Bitcoin Core 31.0 Privacy Bug Exposes User IP via Tor Feature
Bitcoin Core developers disclosed a privacy bug in the -privatebroadcast feature introduced in version 31.0. The flaw, announced on June 6, can reveal a user's IP address when the software fails to establish an encrypted connection and falls back to an unencrypted one, bypassing Tor. Attackers can force this fallback by rejecting the encrypted handshake. The bug affects only users who enabled the feature; daily wallet transactions remain safe. Discovered by researcher Eugene Siegel, a fix will arrive in version 31.1. Until then, affected users should disable the feature or use Tor for all traffic.
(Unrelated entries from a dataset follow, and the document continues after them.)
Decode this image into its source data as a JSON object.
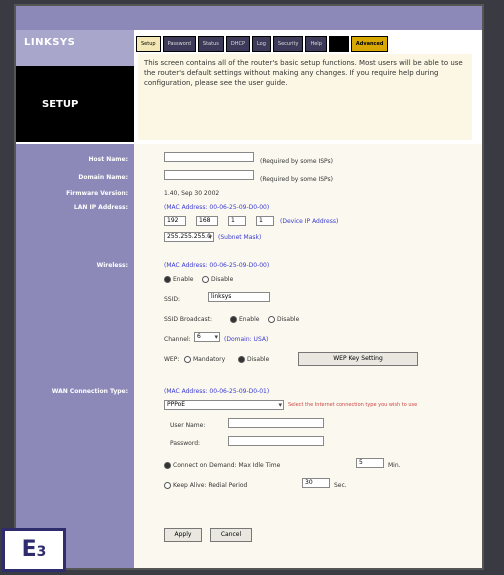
{
  "brand": "LINKSYS",
  "page_title": "SETUP",
  "tabs": [
    {
      "label": "Setup",
      "active": true
    },
    {
      "label": "Password"
    },
    {
      "label": "Status"
    },
    {
      "label": "DHCP"
    },
    {
      "label": "Log"
    },
    {
      "label": "Security"
    },
    {
      "label": "Help"
    },
    {
      "label": ""
    },
    {
      "label": "Advanced"
    }
  ],
  "description": "This screen contains all of the router's basic setup functions. Most users will be able to use the router's default settings without making any changes. If you require help during configuration, please see the user guide.",
  "fields": {
    "host_name": {
      "label": "Host Name:",
      "value": "",
      "hint": "(Required by some ISPs)"
    },
    "domain_name": {
      "label": "Domain Name:",
      "value": "",
      "hint": "(Required by some ISPs)"
    },
    "firmware": {
      "label": "Firmware Version:",
      "value": "1.40, Sep 30 2002"
    },
    "lan_ip": {
      "label": "LAN IP Address:",
      "mac": "(MAC Address: 00-06-25-09-D0-00)",
      "octets": [
        "192",
        "168",
        "1",
        "1"
      ],
      "hint": "(Device IP Address)",
      "mask": "255.255.255.0",
      "mask_hint": "(Subnet Mask)"
    },
    "wireless": {
      "label": "Wireless:",
      "mac": "(MAC Address: 00-06-25-09-D0-00)",
      "enable": "Enable",
      "disable": "Disable",
      "ssid_label": "SSID:",
      "ssid": "linksys",
      "broadcast_label": "SSID Broadcast:",
      "channel_label": "Channel:",
      "channel": "6",
      "domain": "(Domain: USA)",
      "wep_label": "WEP:",
      "mandatory": "Mandatory",
      "wep_disable": "Disable",
      "wep_button": "WEP Key Setting"
    },
    "wan": {
      "label": "WAN Connection Type:",
      "mac": "(MAC Address: 00-06-25-09-D0-01)",
      "type": "PPPoE",
      "type_hint": "Select the Internet connection type you wish to use",
      "user_label": "User Name:",
      "pass_label": "Password:",
      "connect_demand": "Connect on Demand: Max Idle Time",
      "idle_value": "5",
      "min": "Min.",
      "keep_alive": "Keep Alive: Redial Period",
      "redial_value": "30",
      "sec": "Sec."
    }
  },
  "buttons": {
    "apply": "Apply",
    "cancel": "Cancel"
  },
  "badge": {
    "letter": "E",
    "num": "3"
  }
}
Bitcoin price remained stable near $63,700. This incident raises ongoing concerns about Bitcoin Core maintenance and privacy.
Key facts
- Privacy bug in Bitcoin Core 31.0's -privatebroadcast feature reveals user IP via Tor fallback.
- Attackers can force the fallback by rejecting encrypted connections, exposing IP address.
- Only users who enabled the feature are affected; normal transactions remain safe.
- Fix due in version 31.1; users advised to disable feature or use Tor for all traffic.
- Discovered by researcher Eugene Siegel; Bitcoin price unaffected near $63,700.